New York
Hayley Silverman
Derosia
197 Grand Street
2W
February 22–March 29, 2015
Noah’s ark, that proto–postapocalyptic time capsule, has manifested as a yellow wheelbarrow of varicolored resin sand dollars at the entrance to New York–based Hayley Silverman’s “Unmanned Lander”: Each transclucent cast inside contains a pair of coins or other mated monies (berries, pollen) for the times to come (Crude Currency, 2015). Meanwhile, the sculpture’s weathered frame appears to say this has been tried and has failed before. Throughout the show, utopia is in the shadow of the retrofuture: Witness Is terraforming reincarnation?, 2015 (with Emily Shinada), an octagon of inward-facing mirrors perched on a metal tripod, that resembles both a zoetrope and the Space Needle. Invoking three respective centuries of hope in new technology, the work’s interior reveals the hollow repetition at their heart—an infinite, abstracted desert, effected by some coldly glowing sand and a leaning-cowboy silhouette.
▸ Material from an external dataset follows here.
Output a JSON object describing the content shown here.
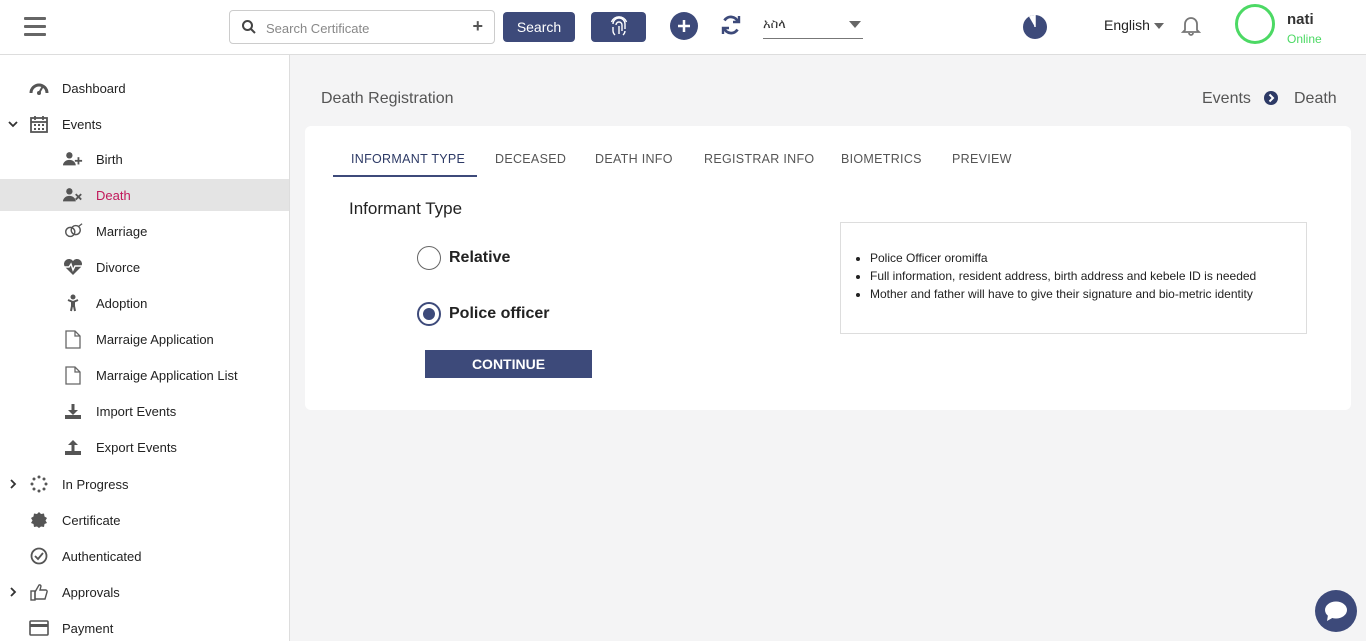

A weaving of a window with a half-drawn pull shade rests on top of a light box in Untitled (For Jo), 2015 (with Shinada). The work is dizzying with nested eras: The textile part, originally by the artist’s mother, evokes a 1970s nostalgia for nineteenth-century Arts and Crafts, with its domestic-pastoral, spooky simplicity. It feels like a museum piece, but with the box below it shining light not only through but all around, a futuristic coldness takes us from a present archive to, perhaps, the part of the spaceship where you go to feel like you’re back home.
Among other inspired chronocultures on display, the only one not from this year is Watering Hole, 2013, part of Silverman’s “Flood” series of figurines caught in soups of artificial vegetables. Set apart with the display insight that is the hallmark of this gallery, its tone diverges; nonetheless, a phrase the artist used when speaking of the series on the BBC describes its newer, strange companions: “the return of a lost cause.”